Однако, попытавшись таким образом определить новизну и специфику модернистского понимания свободы, легшего в основу европейского субъективизма и рационализма, попробуем проследить его «постмодернистскую» метаморфозу.

Уже говорилось, что понятие постмодерна тесно связано с принципом игры, которая заменяет собой то, что до этого представлялось линейно направленным к достижению некой, хотя и все более осознающейся в качестве недостижимой цели. Тотальная критическая атака во всех областях также, как и в случае с пониманием свободы, обращается против любых овнешненных интерпретаций. Жизнь, история, познание, художественная деятельность лишаются внеположного смысла[106]. В этом процессе все формы, которые некогда представлялись живым воплощением чего-то высшего, обретают самодостаточность. Вместе с тем они становятся некой впечатляющей но, как гегелевское «искусство», безнадежно «прошедшей» шелухой, с которой постмодернистскому сознанию остается лишь играть.

Й. Хейзинга в своем знаменитом «Homo ludens» (1938) определял всю человеческую культуру как игру. Это, конечно, не означало признания ее чем-то не серьезным, но скорее представляло собою, что было весьма характерно для всего того времени, поиск ее скрытых оснований. Человеческая культура, по Хейзинге, действует как игра: она есть игра по своей структуре. Но что такое игра? Играют даже животные, но если игра, к примеру, способствует их обучению каким-то навыкам, то даже здесь этот эффект лишь следует удовольствию, получаемому от нее. Игра приятна сама по себе, это самоцель.

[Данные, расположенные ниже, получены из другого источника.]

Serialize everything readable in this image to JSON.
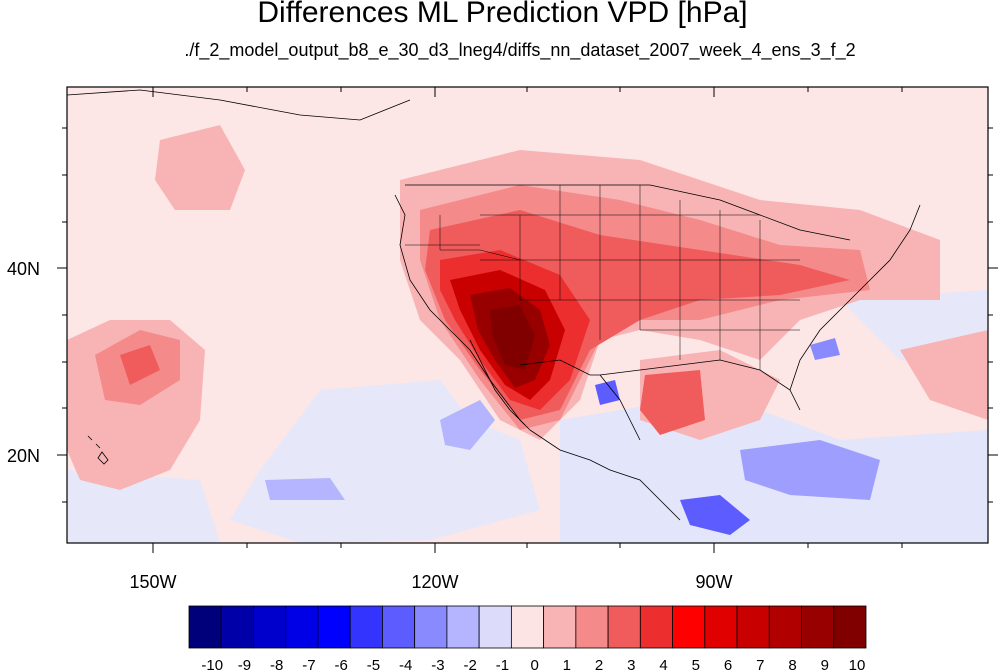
{
  "title": "Differences ML Prediction VPD [hPa]",
  "subtitle": "./f_2_model_output_b8_e_30_d3_lneg4/diffs_nn_dataset_2007_week_4_ens_3_f_2",
  "map": {
    "lon_labels": [
      "150W",
      "120W",
      "90W"
    ],
    "lat_labels": [
      "40N",
      "20N"
    ]
  },
  "colorbar": {
    "labels": [
      "-10",
      "-9",
      "-8",
      "-7",
      "-6",
      "-5",
      "-4",
      "-3",
      "-2",
      "-1",
      "0",
      "1",
      "2",
      "3",
      "4",
      "5",
      "6",
      "7",
      "8",
      "9",
      "10"
    ],
    "colors": [
      "#00007a",
      "#0000a8",
      "#0000cc",
      "#0000e6",
      "#0000ff",
      "#3434ff",
      "#5c5cff",
      "#8a8aff",
      "#b4b4ff",
      "#dcdcfa",
      "#fce4e4",
      "#f8b4b4",
      "#f48a8a",
      "#f05c5c",
      "#ec2e2e",
      "#ff0000",
      "#e00000",
      "#c80000",
      "#b00000",
      "#980000",
      "#800000"
    ]
  }
}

Но в чем же состоит удовольствие от игры? Когда щенки или котята дерутся «понарошку», грозно рыча, но не выставляя когти, здесь присутствует, как и в человеческих играх, нечто вроде намеренно установленных правил, которые не следуют из внешней необходимости, но которым играющие договариваются произвольно подчиняться. Остальное время животное, ищущее пищу и защищающее территорию, дерется, чтобы выжить, подчиняясь законам естественной необходимости. Но в момент игры необходимость как бы нарушается. Однако нарушается она не посредством какого-либо сбоя во внешнем принуждении, а напротив, в надстраивании дополнительного принуждения. Отрыв от естественной необходимости не может означать нарушения естественной необходимости – поскольку она-то как раз и не может быть нарушена. Будучи необходимостью, она порабощает всецело и без остатка. Так что если можно почувствовать какой-то выход за ее пределы, то только в одном: в создании чего-то произвольного, не необходимого, что могло бы быть, а могло бы не быть. То есть в дополнении к необходимости. Это, как мы можем видеть, и осуществляется в игре, выстраивающей новые, произвольные ограничения над остающимися незыблемыми природными законами. Возможно, отсюда и проистекает удовольствие: удовольствие от освобождения, даримое произвольностью.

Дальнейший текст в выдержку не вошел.